Jennifer Margaret Jane Richards1, Scott I. Semple2, Calum Gray2, William Wallace3, Roderick TA Chalmers4, Olivier James Garden5, Graham McKillop6, David E. Newby1
1Centre of Cardiovascular Science, University of Edinburgh, Edinburgh, United Kingdom; 2Clinical Research Imaging Centre, University of Edinburgh, Edinburgh, United Kingdom; 3Department of Pathology, NHS Lothian, Edinburgh, United Kingdom; 4Vascular Surgical Service, NHS Lothian, Edinburgh, United Kingdom; 5Clinical and Surgical Sciences (Surgery), University of Edinburgh, Edinburgh, United Kingdom; 6Department of Radiology, NHS Lothian, Edinburgh, United Kingdom
The ability to evaluate the biological processes affecting the vessel wall in abdominal aortic aneurysms (AAA) would be beneficial in addition to vessel diameter when evaluating the risk of aneurysm rupture.
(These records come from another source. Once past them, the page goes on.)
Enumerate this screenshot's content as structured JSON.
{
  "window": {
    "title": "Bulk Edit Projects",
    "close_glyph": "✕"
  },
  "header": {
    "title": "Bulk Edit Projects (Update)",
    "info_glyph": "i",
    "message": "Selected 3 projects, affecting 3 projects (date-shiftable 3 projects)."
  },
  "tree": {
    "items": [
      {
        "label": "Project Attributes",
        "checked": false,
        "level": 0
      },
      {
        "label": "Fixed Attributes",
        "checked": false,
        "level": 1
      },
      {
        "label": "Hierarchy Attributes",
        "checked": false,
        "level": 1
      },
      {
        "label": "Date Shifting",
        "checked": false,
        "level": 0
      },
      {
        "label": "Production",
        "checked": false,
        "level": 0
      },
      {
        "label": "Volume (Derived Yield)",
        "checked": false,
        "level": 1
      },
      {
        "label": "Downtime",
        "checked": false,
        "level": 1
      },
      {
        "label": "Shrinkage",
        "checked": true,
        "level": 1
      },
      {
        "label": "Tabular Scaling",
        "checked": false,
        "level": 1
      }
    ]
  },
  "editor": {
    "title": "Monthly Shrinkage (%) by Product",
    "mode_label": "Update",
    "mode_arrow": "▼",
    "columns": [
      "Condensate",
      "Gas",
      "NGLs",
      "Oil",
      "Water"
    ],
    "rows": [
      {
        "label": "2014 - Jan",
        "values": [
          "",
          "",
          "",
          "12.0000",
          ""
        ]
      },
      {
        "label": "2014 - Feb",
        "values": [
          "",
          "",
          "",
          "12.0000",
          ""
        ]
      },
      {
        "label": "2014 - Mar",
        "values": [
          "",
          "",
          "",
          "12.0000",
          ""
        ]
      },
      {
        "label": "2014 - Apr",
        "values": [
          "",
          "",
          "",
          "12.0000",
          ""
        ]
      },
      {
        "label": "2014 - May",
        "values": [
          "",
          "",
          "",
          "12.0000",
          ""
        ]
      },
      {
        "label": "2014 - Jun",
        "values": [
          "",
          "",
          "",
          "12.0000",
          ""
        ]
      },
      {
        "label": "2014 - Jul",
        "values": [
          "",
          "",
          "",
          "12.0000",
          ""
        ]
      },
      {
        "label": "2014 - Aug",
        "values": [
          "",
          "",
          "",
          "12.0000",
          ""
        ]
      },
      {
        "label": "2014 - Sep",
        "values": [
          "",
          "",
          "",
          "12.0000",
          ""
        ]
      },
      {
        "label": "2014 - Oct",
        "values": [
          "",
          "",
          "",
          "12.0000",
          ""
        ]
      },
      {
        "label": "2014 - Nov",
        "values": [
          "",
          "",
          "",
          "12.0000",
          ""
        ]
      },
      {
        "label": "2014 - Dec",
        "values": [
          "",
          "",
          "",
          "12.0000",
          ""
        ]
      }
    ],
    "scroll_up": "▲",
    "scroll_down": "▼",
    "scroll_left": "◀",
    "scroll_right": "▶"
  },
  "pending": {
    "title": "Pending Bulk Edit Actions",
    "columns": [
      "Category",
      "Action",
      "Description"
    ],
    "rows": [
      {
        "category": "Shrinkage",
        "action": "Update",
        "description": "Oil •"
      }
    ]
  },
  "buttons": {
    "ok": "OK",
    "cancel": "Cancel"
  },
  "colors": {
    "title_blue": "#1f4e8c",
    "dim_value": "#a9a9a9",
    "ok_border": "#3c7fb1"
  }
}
This is a clinical study (n=9) of the use of Magnetic Resonance Imaging and ultrasmall superparamagnetic particles of iron oxide (USPIO, Sinerem, Guerbet) to detect focal areas of inflammation in the wall of AAA. A reduction in T2* value was observed on T2* weighted imaging before and 24hrs after intravenous administration of 2.6mg/kg Sinerem. Histological examination of operative tissue samples confirmed the presence of iron in the aortic wall.